Using Chat GPT For Deal Analysis

To say Chat GPT is useful isn't very insightful, but I recently got access to their advanced data analysis plugin and it's amazing. If you haven't poked around with it yet, you should!

For a deal we currently have under LOI, I've made great use of it to ask all kinds of data related questions that would normally take up to 10 ish minutes each, or at least annoying data wrangling in excel.

Flip Fund

We will hopefully have exciting news next week about the Flip Fund target. We're in the manic final days before a deal closes.

I will say it seems across the board that even growth-ey companies have decelerating growth. This seems to be true based on ~10 ish deals we've looked closer at recently. It makes for an interesting negotiation.

One diligence question we came up with after looking at 1 specific company was around growth experiments. Danny came up with the idea:

I think rather than asking exactly what worked or what didn’t… the better question more plainly what did you do and how often/how much did you do it. - Danny Chu

The question tries to get at a more important point for us as the new owners which is just documenting experiments that were run so we can think through our own experiments to run. It's actually very difficult without excellent attribution to say ads "worked" or didn't during a particular period. Yes, turning on ads can easily force growth in signups for example, but it's harder to say definitively "The CAC was $1k and our LTV is $500 so ads are not profitable". Let's say ads were run for 3 months, but randomly during those months, a youtube video picked up and drove a bunch of traffic as well as a blog post that started ranking better. Unless you're very careful, you might accidentally attribute the growth to the ads.

Using Chat GPT Advanced Data Analysis

All you need to do is upload a CSV and make sure the "Advanced Data Analysis" is turned on.

You can use a simple export of Stripe customers as the base data set. Be sure to export the "status" column so you can look at active subscribers, vs delinquent, cancelled, etc.

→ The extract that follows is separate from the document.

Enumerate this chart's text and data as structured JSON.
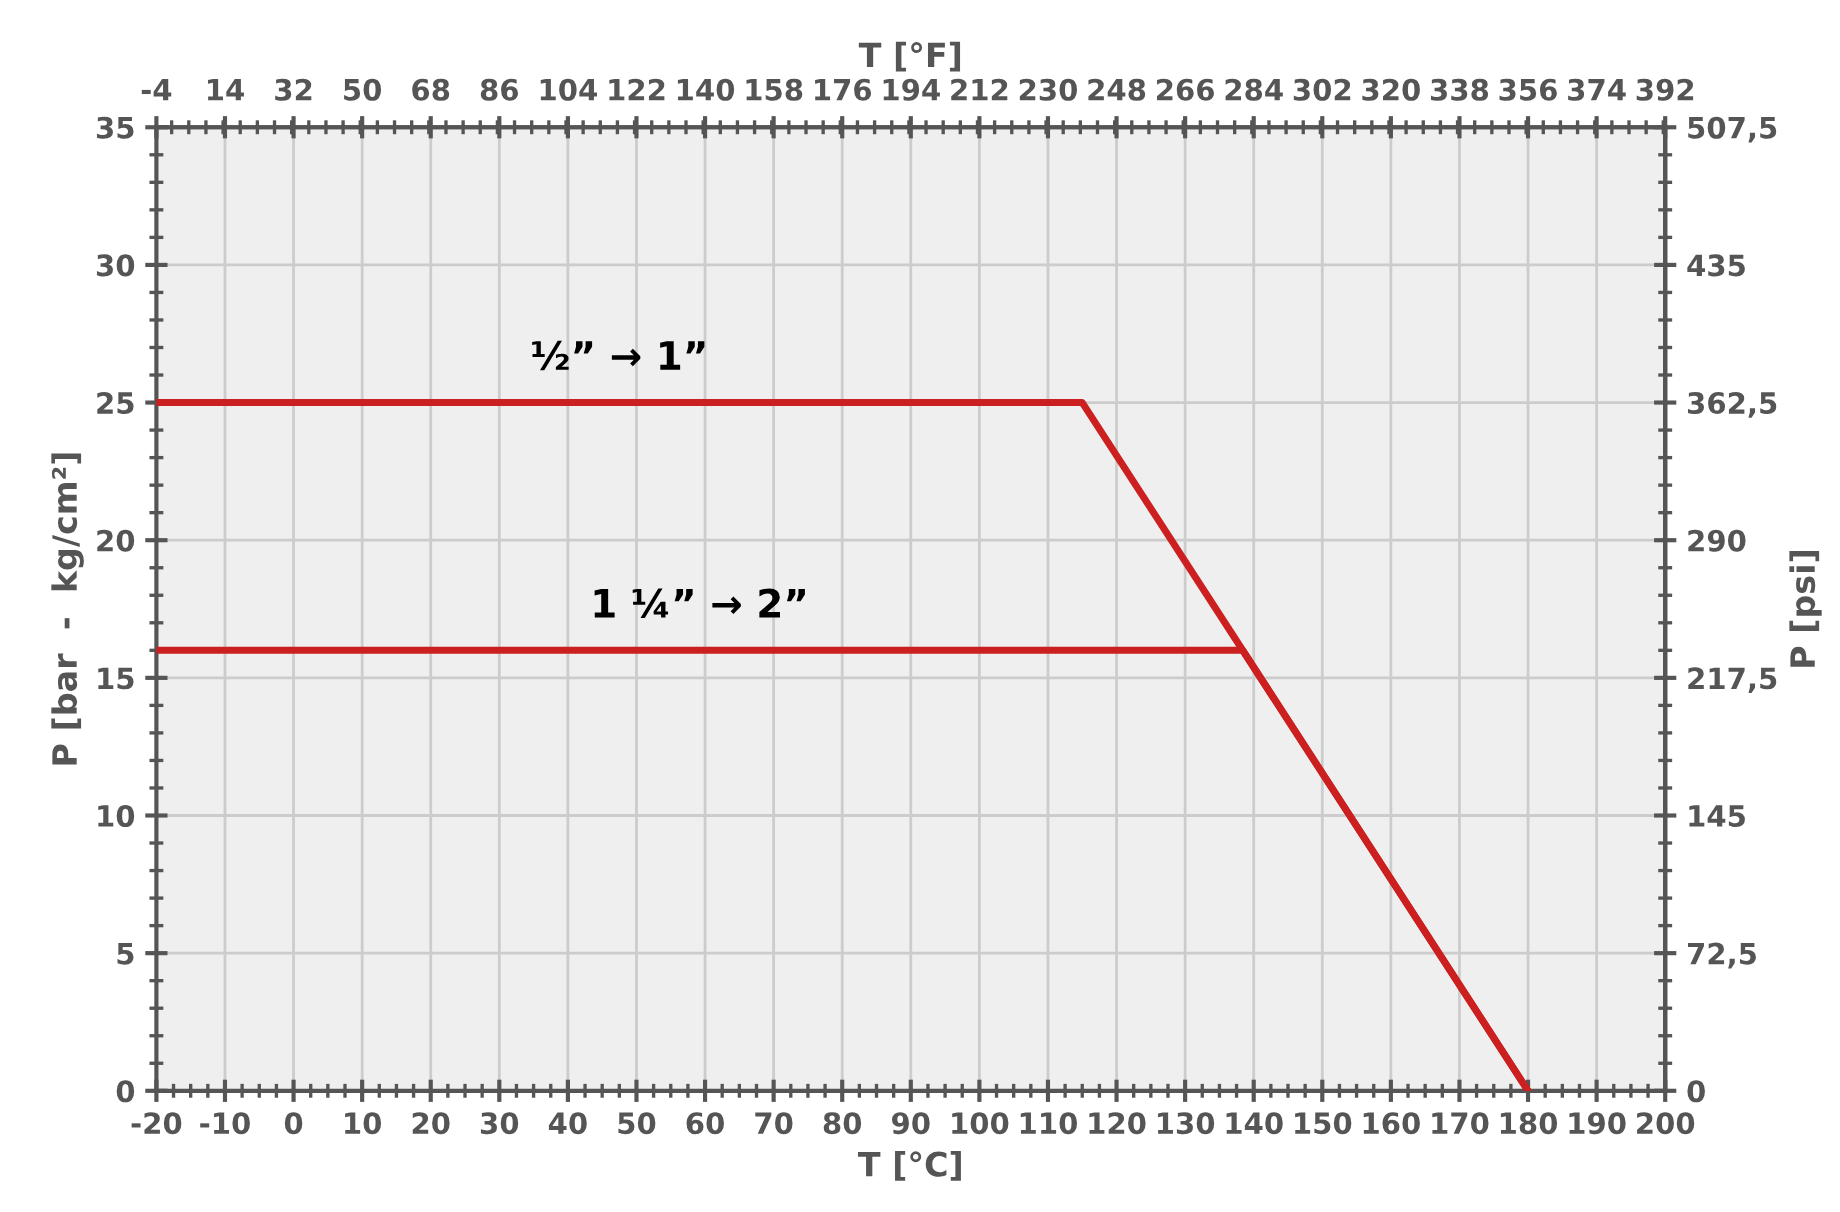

Once you upload the CSV, you can just ask it what kinds of regressions you could run, you don't even have to know what question you want to ask yet!

While it will output "something", it's not always clear what the heck it did, so be very careful using the output directly.

The next level is to just tell it to output the regression in R for example which you could then run yourself to get the output and be sure it's doing the thing you expect it to.

Prompt engineering in these data scenarios seem to be less like alchemy. The y-axis in a regression had the wrong label and I pointed it out. Chat GPT recognized it and asked if I wanted to run the regression.

The subsequent result still had the error, but this is still very impressive. I ultimately had to modify the data to add the date in a different format to get it to work.

The things that worked well were more data wrangling tasks such as these

or asking it to bucket customers by how long they've been a customer:

Overall i think it's an amazing tool to answer questions yourself instead of asking the seller to do this type of work, or an analyst, or doing it yourself. If you haven't yet tried this out, you should! It will at worst, save you a lot of time and let you ask many many more questions about a dataset than you otherwise would if you had to answer each one manually.